Trust is a fundamental aspect that helps to foster effective collaboration between people and robots. It is imperative that people trust robots to not create a hazardous situation, such as starting a fire when trying to make a cup of tea or giving the wrong medicine to a vulnerable person. Likewise, people should be able to trust robots not to create an unsafe situation, such as leaving the door open unattended or providing personal information to strangers - and potentially to thieves. Trust, however, is a complex feeling and it can be affected by several factors that depend on the human, the robot and context of the interaction. Trust might hinder a robot’s assistance or lead to a loss of interest in robots after the novelty effect fades. Unreasonable over-trust in a robot’s capabilities could even have fatal consequences. It is therefore important to design and develop mechanisms to increase and mitigate people’s trust in service and assistive robots. A positive and balanced trust, indeed, is fundamental for building a high-quality interaction. Similarly, socially aware robots are perceived more positively by people in social contexts and situations. Social robotics systems, therefore, should integrate people’s direct and indirect modes of communication. Moreover, robots should be capable of self-adapting to satisfy people’s needs (i.e. personality, emotions, preferences, habits), and incorporating a reactive and predictive meta-cognition models to reason about the situational context (i.e. its own erroneous behaviours) and provide socially acceptable behaviours.

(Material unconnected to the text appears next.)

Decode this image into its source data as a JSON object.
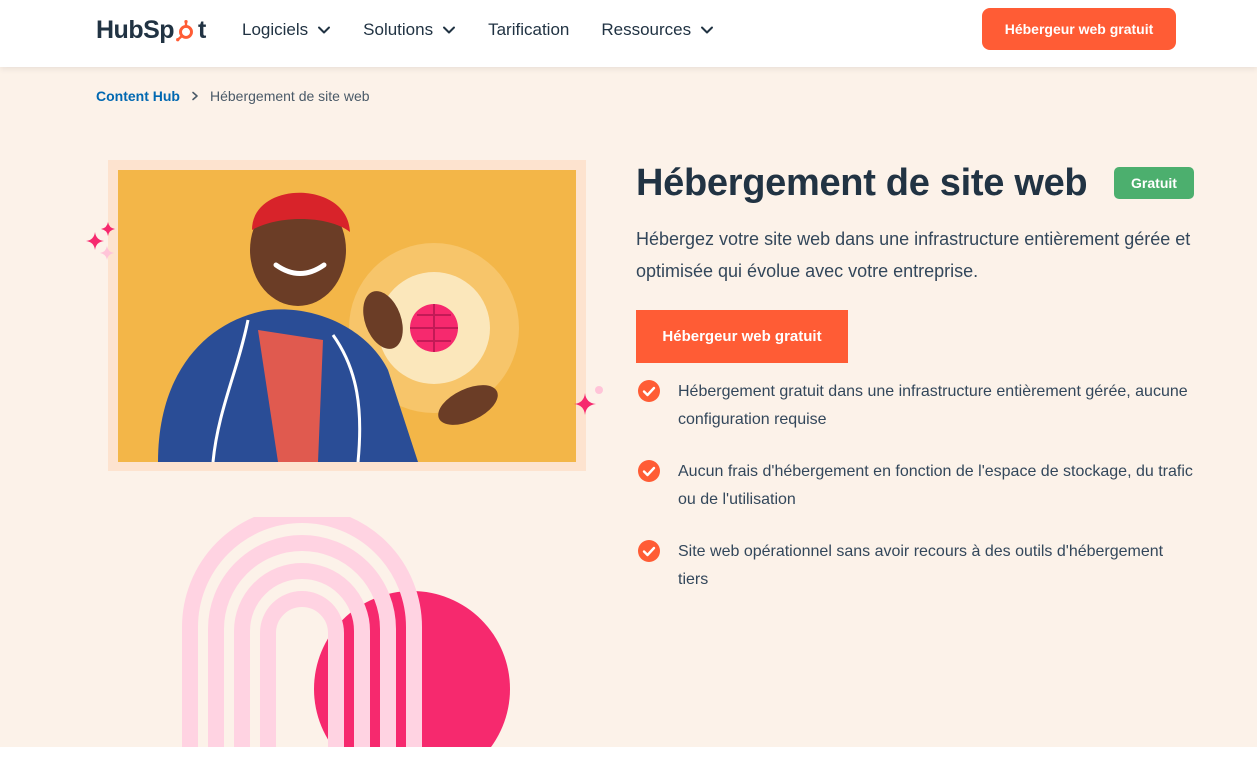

This special issue is composed by 24 manuscripts. The following collection of papers covers a wide range of topics of interests to identify some of the principal points to explore the role of trust in social robotics to effectively design and develop socially acceptable and trustable robots. The contributions include different aspects of people’s acceptance and trust of robots in different human-centred environments, such as educational, assistive, collaborative scenarios. Some works introduce new notions of acceptance and trust for autonomous artificial agents as tolerance, distrust and by considering interdisciplinary, such as sociology, psychology, and philosophy. Some papers focus on defying the factors affecting people’s trust in robots, such as society’s general attitudes, perceptions, and prejudices, expectations, cognitive and emotional effects. Other contributions, instead, investigate how to recover from a loss of trust, such as after different types of errors, or enhace trust in robots, such as by using personalisation of gaze, navigation, workload and interaction based on individuals’ characteristics (e.g., personality traits). Another group of works propose models for measuring and evaluating trust during a human-robot interaction. Finally, in this special issue a necessary focus has been provided by some authors to moral considerations, ethics, definition of existing and new policies, and the integration of robotics and AI in the EU’s policy plans.

1 Additional Information

This Special Issue is based on the conjunction of the workshops SCRITA (Trust, Acceptance and Social Cues in Human Robot Interaction) and TRAITS (The Road to a successful HRI: AI, Trust and ethicS) respectively organised at IEEE RO-MAN and ACM/IEEE HRI 2021 conferences. The main research focus of the SCRITA workshops is based on trust, acceptance and social cues in HRI, while TRAITS investigates the role and effects of trust, AI and ethics in HRI. The conjunction of these fundamental topics presents a range of research areas that guides researchers in building a successful human-robot interaction.